Q. When we implement VPN load balancing, shouldn't the address pools for AnyConnect clients (or IPSec/SSL clients) on different ASA's participating in cluster be different?

A. Correct. If using address pools, they must be unique per device

Q. Can load load balancing and failover be combined?

A. Yes.

You can also have a configuration that combines both load balancing and failover. For example, the client connects to the IP address of the cluster and is redirected to the least-loaded ASA in the cluster. If that ASA goes down, the standby unit takes over immediately, and there is no impact to the client's tunnel.


Note Only the Active units participate in load balancing. Should the Active unit of a failover pair go down, then its Standby mate would become active and then join the Load Balancing cluster mechanism to distribute the VPN session load.
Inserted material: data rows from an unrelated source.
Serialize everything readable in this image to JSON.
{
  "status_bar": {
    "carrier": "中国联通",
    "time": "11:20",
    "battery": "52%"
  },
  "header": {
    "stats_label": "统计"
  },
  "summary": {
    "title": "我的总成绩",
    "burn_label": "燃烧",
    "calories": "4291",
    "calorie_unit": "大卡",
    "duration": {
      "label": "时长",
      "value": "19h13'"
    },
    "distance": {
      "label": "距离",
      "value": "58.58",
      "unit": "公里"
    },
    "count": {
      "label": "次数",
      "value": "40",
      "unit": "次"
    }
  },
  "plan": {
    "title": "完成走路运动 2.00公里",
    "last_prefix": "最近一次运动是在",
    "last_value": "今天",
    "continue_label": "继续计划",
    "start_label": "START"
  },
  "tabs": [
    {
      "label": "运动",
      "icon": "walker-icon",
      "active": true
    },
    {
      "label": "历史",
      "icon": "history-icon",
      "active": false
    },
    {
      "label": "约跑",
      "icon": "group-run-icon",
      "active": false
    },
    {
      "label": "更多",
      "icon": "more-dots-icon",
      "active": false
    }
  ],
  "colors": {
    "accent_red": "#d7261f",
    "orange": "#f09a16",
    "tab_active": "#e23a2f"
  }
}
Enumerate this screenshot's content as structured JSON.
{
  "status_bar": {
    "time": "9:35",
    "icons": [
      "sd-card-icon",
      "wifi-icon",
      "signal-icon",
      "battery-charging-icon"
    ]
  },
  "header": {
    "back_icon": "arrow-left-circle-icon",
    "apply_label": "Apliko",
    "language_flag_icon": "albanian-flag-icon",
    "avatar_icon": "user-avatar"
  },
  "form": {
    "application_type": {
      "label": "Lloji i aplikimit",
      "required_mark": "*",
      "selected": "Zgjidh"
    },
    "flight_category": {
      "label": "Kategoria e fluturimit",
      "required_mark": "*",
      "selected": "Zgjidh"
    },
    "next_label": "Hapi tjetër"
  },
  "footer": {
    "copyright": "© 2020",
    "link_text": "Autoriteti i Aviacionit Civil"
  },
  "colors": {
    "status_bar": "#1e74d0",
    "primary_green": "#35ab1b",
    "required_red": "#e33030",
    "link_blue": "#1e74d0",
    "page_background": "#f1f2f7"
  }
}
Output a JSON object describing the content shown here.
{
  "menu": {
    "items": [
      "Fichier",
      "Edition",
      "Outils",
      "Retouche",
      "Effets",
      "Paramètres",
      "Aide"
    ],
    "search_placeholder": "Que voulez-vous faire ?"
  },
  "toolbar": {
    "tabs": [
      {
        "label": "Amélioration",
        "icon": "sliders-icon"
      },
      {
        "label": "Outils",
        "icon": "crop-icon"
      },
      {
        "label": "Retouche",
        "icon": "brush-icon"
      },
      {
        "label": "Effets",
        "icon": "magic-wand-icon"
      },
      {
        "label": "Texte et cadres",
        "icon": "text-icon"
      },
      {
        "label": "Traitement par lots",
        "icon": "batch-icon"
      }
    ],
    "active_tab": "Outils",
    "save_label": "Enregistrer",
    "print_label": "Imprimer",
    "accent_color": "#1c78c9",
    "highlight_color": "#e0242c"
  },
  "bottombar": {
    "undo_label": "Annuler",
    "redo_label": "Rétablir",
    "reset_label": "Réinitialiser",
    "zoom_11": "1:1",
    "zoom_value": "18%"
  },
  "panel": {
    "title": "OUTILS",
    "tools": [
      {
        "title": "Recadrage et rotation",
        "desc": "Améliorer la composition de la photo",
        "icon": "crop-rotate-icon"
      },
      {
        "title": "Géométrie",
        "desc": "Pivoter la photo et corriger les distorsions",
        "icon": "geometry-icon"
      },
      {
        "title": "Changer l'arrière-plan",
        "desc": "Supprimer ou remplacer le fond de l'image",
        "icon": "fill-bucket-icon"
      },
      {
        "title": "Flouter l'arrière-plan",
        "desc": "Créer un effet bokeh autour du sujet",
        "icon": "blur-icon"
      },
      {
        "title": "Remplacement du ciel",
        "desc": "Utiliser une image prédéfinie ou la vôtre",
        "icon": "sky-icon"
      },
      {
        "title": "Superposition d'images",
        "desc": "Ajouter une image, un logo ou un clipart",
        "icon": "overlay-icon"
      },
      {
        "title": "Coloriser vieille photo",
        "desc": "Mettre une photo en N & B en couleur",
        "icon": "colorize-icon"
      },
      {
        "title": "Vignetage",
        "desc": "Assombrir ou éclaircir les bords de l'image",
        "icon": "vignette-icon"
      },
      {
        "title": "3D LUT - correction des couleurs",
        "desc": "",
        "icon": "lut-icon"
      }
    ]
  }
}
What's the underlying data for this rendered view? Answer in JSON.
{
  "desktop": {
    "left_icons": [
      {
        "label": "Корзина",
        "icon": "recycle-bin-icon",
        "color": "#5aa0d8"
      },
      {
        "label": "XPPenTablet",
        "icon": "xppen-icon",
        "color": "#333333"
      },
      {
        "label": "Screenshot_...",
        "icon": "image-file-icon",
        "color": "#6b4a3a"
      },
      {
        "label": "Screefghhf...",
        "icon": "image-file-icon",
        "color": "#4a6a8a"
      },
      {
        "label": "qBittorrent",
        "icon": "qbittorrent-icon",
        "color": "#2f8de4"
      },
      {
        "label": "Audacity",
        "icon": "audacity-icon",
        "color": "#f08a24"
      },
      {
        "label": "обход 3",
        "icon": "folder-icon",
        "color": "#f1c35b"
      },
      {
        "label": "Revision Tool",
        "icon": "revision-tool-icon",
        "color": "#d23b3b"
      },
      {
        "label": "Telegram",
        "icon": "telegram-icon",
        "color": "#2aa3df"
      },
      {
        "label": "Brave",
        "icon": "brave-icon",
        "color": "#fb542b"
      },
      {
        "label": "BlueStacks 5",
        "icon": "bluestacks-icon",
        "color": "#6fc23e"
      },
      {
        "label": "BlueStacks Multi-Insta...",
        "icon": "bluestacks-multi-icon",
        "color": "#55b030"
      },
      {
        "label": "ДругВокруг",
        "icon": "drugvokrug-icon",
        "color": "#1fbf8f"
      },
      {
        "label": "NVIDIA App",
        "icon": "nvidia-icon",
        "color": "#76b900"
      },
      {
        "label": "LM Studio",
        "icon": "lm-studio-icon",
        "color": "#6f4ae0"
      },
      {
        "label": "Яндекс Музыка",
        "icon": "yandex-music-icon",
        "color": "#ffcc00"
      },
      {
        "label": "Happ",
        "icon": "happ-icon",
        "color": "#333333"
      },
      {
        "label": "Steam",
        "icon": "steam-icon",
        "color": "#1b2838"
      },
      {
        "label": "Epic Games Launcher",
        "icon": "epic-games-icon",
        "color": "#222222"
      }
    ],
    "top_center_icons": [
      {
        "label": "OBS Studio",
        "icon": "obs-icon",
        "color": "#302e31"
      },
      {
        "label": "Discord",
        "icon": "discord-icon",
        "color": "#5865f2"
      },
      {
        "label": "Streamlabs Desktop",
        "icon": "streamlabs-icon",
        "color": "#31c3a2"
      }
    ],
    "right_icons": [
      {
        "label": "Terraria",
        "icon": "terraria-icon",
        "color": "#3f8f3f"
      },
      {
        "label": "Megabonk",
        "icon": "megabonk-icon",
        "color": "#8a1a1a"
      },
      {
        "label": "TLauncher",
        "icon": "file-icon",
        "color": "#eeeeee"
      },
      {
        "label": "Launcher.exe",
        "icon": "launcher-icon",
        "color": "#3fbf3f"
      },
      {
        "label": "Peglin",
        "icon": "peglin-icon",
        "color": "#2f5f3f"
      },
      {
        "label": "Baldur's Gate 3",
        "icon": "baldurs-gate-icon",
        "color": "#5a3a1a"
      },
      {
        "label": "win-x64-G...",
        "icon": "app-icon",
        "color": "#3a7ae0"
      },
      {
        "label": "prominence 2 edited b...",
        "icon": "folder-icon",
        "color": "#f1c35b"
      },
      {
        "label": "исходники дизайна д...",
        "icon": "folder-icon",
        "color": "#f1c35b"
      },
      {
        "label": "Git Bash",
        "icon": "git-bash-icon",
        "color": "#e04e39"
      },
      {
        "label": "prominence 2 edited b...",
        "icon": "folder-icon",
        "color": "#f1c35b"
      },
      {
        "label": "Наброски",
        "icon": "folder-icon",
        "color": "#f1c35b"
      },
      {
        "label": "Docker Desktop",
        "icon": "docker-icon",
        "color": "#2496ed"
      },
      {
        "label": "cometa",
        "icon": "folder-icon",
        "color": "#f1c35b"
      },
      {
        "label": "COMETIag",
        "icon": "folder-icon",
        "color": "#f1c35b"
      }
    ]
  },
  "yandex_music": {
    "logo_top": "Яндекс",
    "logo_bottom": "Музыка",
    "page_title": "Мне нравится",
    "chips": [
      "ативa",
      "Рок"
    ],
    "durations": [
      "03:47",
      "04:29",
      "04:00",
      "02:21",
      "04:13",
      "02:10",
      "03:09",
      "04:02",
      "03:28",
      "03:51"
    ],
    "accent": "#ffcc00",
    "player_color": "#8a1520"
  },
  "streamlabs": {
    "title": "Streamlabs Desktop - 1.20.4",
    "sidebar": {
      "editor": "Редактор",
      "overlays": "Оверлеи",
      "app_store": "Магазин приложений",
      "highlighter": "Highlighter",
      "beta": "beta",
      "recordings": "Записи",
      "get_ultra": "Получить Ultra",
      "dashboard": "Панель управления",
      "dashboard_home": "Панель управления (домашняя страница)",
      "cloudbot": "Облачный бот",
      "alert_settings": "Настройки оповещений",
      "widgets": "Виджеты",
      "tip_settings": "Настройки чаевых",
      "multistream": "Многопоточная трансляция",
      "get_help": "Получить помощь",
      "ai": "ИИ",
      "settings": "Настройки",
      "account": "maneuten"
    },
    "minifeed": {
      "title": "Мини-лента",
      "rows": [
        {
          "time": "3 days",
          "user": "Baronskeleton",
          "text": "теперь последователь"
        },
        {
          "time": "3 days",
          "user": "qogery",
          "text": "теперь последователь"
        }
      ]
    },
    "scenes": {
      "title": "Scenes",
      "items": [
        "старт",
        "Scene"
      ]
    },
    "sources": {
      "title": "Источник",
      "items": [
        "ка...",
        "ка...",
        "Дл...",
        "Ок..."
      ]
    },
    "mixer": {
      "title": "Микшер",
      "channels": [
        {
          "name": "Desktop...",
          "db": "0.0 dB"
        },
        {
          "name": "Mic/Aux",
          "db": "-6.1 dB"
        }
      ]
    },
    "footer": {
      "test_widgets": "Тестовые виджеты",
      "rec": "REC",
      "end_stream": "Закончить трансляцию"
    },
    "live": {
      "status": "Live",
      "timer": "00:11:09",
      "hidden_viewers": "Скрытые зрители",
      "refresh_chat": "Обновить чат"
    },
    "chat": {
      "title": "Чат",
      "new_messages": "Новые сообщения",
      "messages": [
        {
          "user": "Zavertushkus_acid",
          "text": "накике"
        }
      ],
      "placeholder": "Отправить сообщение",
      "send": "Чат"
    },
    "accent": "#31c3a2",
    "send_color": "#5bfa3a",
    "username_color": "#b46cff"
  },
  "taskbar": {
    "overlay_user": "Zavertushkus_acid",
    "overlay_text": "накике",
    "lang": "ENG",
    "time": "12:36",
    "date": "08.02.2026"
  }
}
Q. If we have SSL VPN (AnyConnect and clientless) enabled on multiple interfaces, is it possible to have VPN load balancing implemented for both of them?

A. You can only define one interface to participate in the cluster as the `public' interface. The idea is to balance the CPU loads. Multiple interfaces still converge on the same cpu, so the concept of load-balancing on interfaces doesn't have any value. At this time there is no plans to support this.

Q. By default, when a cluster master redirects an incoming connection, it redirects it by IP address so it would show up at the ASA with an IP address rather than FQDN.

A. The options are to add a group-url for the local ASA https://ip_address/group-url or add the following command to the ASA to allow them to forward by FQDN rather than IP address:

(config)# vpn load-balancing   
(config-load-balancing)# redirect-fqdn enable

Q. When trying to implement SSL licensing and failover, consider the following deployment:

Two ASA5520's , each with 100-user SSL VPN licenses, in a load balancing cluster.

Does the maximum total number of users allow 200 simultaneous users or only a maximum of 100? If you add a third device later with 100 users, can you now support 300 simultaneous users?

A. With VPN load balancing, all devices are active. This allows you to take the licensed amount per device, and add them together to determine the maximum number of users that your cluster can support. For this example, 200 sessions for twoASAs and 300 sessions for three ASAs, respectively.

Q. Is there a limit on the number of appliances that can participate in load balancing clustering?

A. There is no hard limit. Engineering tests up to ten nodes in a cluster. Additional nodes may work, but we do not officially support that topology.

Q. How does load balancing work for the adapative security appliance?

A. Basically, load balancing works like this:

The phase 1 negotiation is done on the virtual master.

An IKE redirect packet with the IP of a slave device was sent by the virtual master to the client.

The client will start a new phase 1 and 2 negotiation on the slave device just like a standalone vpn connection.

For remote access, there is no need to setup any route manually. The situation is the same for a standalone as well as a load balancing redirected tunnel. Basically, a host route of the assigned IP address pointing to the public ip of the client device is installed on the inside interface of the ASA. The show route command displays the host route. Because of this reverse route, the inside interface of the ASA will respond to the ARP request of the client's assigned IP and hence, can return traffic from a server on the inside network to the client through the tunnel.

Load balancing works for IPSec/SSL Hardware Clients (VPN3002, PIX501, ASA5505)client/PAT mode and Network Extension Mode(NEM) as well.